I tried to quit, to stop talking, but like Errol opening the floodgates of music and his own pain, once mine was a trickle, it became a torrent.
“Mom was busy with work, with Lexie and Charlie. Charlie was a dancer and Lexie took music lessons, and Mom’s time was devoted to them, their lessons, their lives. She had a little she-shed built out back for me, and bought me all the paints and brushes and canvasses I wanted, and left me alone. I didn’t get lessons. I taught myself. I didn’t have friends, I didn’t go to summer camp or to the mall. I painted. Charlie had boyfriends and Lexie was…well, problematic, especially later on, but that’s a different story and one I’m not sure I have all of. Torie was…just Torie. Reclusive. Interior. And I had no one. Dad died and we all turned inward. Mom especially. She lost her husband and a significant portion of income, and had to figure out life and figure out how to take care of five girls, so I guess I don’t really blame her, but…I guess maybe I do blame her even though I intellectually understand. It’s Dad I’m angry at. He had a stroke or a heart attack or something. Just…gone. Bam, alive one day, gone the next. And I think he didn’t care, he knew he was unhealthy. We had family meetings about healthy choices so we could all help Dad. But he wouldn’t help himself. Didn’t care. Kept hitting fast-food drive-thru’s and bringing home donuts and drinking all the time. And I’ll never know what his issue was. What was his pain, Errol? What demons was he fighting? What could have been eating him up so bad that Mom and the five of us girls weren’t enough love for him?”
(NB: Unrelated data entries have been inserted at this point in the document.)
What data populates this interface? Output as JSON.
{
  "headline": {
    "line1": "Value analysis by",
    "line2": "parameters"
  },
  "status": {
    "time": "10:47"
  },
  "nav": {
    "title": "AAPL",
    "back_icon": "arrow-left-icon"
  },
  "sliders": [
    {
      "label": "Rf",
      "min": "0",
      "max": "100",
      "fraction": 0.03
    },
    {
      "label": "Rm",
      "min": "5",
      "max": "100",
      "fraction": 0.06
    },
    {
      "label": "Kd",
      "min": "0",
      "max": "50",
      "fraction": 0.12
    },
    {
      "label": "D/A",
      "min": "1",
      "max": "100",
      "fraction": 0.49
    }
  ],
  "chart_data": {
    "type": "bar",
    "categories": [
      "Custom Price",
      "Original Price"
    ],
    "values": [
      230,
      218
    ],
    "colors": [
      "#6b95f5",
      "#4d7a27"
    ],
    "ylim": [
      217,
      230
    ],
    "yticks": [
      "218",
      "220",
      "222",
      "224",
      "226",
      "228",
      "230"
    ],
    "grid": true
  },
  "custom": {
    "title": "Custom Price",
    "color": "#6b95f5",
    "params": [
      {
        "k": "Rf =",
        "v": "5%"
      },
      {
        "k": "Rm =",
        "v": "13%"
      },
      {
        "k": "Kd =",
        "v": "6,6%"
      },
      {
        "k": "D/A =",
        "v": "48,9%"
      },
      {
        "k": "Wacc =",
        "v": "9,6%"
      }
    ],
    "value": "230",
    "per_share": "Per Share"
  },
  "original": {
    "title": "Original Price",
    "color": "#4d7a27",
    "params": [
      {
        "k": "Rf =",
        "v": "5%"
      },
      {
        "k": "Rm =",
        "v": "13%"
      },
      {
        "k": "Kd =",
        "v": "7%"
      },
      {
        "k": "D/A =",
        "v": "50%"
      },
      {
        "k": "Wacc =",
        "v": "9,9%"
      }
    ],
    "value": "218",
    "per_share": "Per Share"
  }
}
I had to stand up to bear up under the burden of it, the weight of everything I’d been burying and ignoring and suppressing and running from. I bent at the waist, arms around my middle, as if to hold my guts in, as if they’d spill out with my words.
“Why wasn’t I enough? How did I go from his baby girl to fucking…nothing? Not enough to be worth living for? Why didn’t Momseeme? Didn’t she see that I needed her? I’ve never been enough. Or too much. I want attention, Errol. Everything is about that. I know that. Acting out, the men I’ve dated.” I snorted. “Dated. Kind of a strong word for it. They give me attention, but it’s never enough. And then they either leave or want what I don’t know how to give. And I run.”